Roy Lassiter's single-season MLS record of 27 goals has stood since the league's inaugural season in 1996, but it is conceivable that his record falls considering Chris Wondolowski's season-long run of form.
The fact that Lassiter accounted for his goals in just 30 games will always be looked upon as one of the greatest individual feats in league history regardless of whether the record gets broken. Considering where Wondolowski currently stands (14 goals scored, 15 games remaining), he would have to average almost a goal per game the rest of the way to break it. When looking at what Wondolowski has been able to accomplish down the stretch the last two seasons, though, that is far from an overambitious challenge. He scored eight goals in the final nine games last season and 10 goals in the final eight games in 2010 to wrestle the Golden Boot away from Edson Buddle. With the myriad of ways that the Earthquakes are able to find Wondolowski in scoring positions, it's far from out of the realm of possibility that he becomes the league's new single-season scoring king.
Much of the Los Angeles Galaxy's early struggles were pinned on the defense being vulnerable without reigning MLS Defender of the Year Omar Gonzalez roaming in the center. Now that Gonzalez has returned from a torn ACL way ahead of schedule, that theory will be put to the test.
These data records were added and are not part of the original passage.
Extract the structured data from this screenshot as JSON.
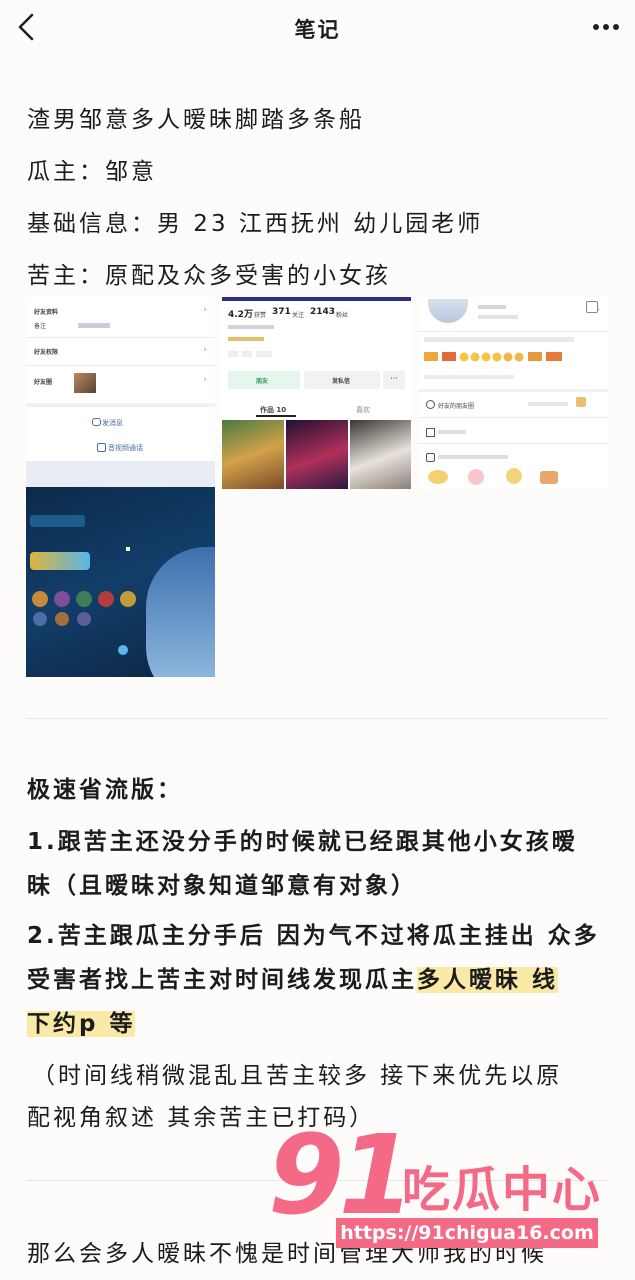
{
  "header": {
    "title": "笔记"
  },
  "post": {
    "line1": "渣男邹意多人暧昧脚踏多条船",
    "line2": "瓜主：邹意",
    "line3": "基础信息：男 23 江西抚州 幼儿园老师",
    "line4": "苦主：原配及众多受害的小女孩"
  },
  "screenshots": {
    "p1": {
      "item1": "好友资料",
      "item1_sub": "备注",
      "item2": "好友权限",
      "item3": "好友圈",
      "send_msg": "发消息",
      "call": "音视频通话"
    },
    "p2": {
      "likes": "4.2万",
      "likes_label": "获赞",
      "follow": "371",
      "follow_label": "关注",
      "fans": "2143",
      "fans_label": "粉丝",
      "btn_friend": "朋友",
      "btn_msg": "发私信",
      "tab_works": "作品 10",
      "tab_likes": "喜欢"
    },
    "p3": {
      "circle": "好友的朋友圈"
    }
  },
  "section": {
    "heading": "极速省流版：",
    "p1_line1": "1.跟苦主还没分手的时候就已经跟其他小女孩暧",
    "p1_line2": "昧（且暧昧对象知道邹意有对象）",
    "p2_line1": "2.苦主跟瓜主分手后 因为气不过将瓜主挂出 众多",
    "p2_line2_a": "受害者找上苦主对时间线发现瓜主",
    "p2_line2_hl": "多人暧昧 线",
    "p2_line3": "下约p 等",
    "note_line1": "（时间线稍微混乱且苦主较多 接下来优先以原",
    "note_line2": "配视角叙述 其余苦主已打码）"
  },
  "bottom": {
    "line": "那么会多人暧昧不愧是时间管理大师我的时候"
  },
  "watermark": {
    "number": "91",
    "brand": "吃瓜中心",
    "url": "https://91chigua16.com"
  },
  "colors": {
    "highlight": "#fbe9a8",
    "watermark": "#f46a86",
    "background": "#fdfcfa"
  }
}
Sure, it will take Gonzalez some time to regain his match fitness and peak form, so anyone looking too much into the Galaxy's July 4 loss to Philadelphia upon Gonzalez' return likely needs to exert a bit more patience, but with him back in the mix added to that already loaded roster that has underachieved during the opening half of the season, Los Angeles is poised for a second-half surge. All that matters for any club is just making the playoffs and taking it from there, as some recent champions have shown. With Gonzalez having a few months to regain his fitness and form and the Galaxy playing better overall, it's looking more and more like their early season swoon can indeed give way to a place in the postseason. Who would want to go up against the battle-tested, star-studded Galaxy with a healthy Gonzalez in a playoff series? It's a scary proposition.